I would expect it will also reduce load on the Ancestry web servers, as users are less likely to click into their latest 6.0 CM matches. That would be good news for the customers, as it should mean we see less of the “name unavailable” type of errors.
Ancestry added a very useful new feature to the main list of matches at some time in September/October 2018. I’m being vague on the timeline because not all Ancestry users get the same new features at the same time.
We now see a new tree description toward the right hand side of the page: “Unlinked Tree”.
Prior to this change we’ve only seen categories “No Tree”, “Private Tree” and a number in the case of a linked tree. The tiresome consequence was that in order to see whether a match had an unlinked tree, we had to click on the “No Tree” to check if they did in fact have no tree or if they actually had three enormous unlinked trees full of buried treasure.

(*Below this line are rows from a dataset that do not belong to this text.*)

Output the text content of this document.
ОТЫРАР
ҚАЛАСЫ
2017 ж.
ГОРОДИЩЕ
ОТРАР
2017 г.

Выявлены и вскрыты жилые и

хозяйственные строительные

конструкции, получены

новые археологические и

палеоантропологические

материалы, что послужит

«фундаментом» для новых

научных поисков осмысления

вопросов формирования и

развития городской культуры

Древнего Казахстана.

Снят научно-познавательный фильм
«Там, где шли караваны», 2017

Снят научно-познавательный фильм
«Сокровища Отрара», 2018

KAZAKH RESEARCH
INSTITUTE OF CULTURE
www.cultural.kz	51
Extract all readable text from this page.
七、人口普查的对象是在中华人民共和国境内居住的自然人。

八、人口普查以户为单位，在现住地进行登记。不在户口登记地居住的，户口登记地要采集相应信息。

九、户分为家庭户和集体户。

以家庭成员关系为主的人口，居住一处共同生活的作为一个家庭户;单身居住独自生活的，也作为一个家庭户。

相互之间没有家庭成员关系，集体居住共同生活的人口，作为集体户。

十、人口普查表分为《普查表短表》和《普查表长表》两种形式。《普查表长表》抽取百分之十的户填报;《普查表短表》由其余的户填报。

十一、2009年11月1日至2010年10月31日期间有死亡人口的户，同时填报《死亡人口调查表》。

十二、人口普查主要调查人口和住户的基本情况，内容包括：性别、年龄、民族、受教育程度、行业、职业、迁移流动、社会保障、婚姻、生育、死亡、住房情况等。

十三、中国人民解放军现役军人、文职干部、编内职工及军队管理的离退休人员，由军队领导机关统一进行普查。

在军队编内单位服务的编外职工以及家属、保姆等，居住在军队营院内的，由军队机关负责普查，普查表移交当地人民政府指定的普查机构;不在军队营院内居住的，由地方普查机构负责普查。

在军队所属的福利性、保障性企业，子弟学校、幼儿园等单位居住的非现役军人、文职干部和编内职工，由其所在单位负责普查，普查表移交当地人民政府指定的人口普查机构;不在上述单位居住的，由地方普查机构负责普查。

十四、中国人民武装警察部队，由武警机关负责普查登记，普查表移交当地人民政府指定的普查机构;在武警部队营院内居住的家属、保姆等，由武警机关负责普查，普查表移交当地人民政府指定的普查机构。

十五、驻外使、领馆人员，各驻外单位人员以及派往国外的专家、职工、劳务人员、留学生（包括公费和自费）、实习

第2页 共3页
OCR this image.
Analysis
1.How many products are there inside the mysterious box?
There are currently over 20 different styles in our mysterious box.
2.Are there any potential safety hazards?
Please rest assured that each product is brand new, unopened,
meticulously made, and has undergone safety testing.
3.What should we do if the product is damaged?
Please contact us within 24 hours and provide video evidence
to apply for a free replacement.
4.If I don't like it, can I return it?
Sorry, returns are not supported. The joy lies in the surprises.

This really is a welcome feature when scanning pages of matches to quickly determine which match to investigate.
Ancestry doesn’t display the “number of people” beside the unlinked tree. That is understandable, because if the match has seveal unlinked trees – which one should be picked? It would be possible to calculate the highest number within several trees but that’s an extra layer of processing that could be a drag on performance (how quickly the page displays).
One cautionary note that applies to new software features: don’t bet the house on it just yet. One user reports in early October 2018 on the Ancestry boards that they clicked on a match displaying “No Trees” and the match in fact had five unlinked trees. Screenshots were added to prove the case. A big thank you to that user, because its important that Ancestry gets feedback of false negatives.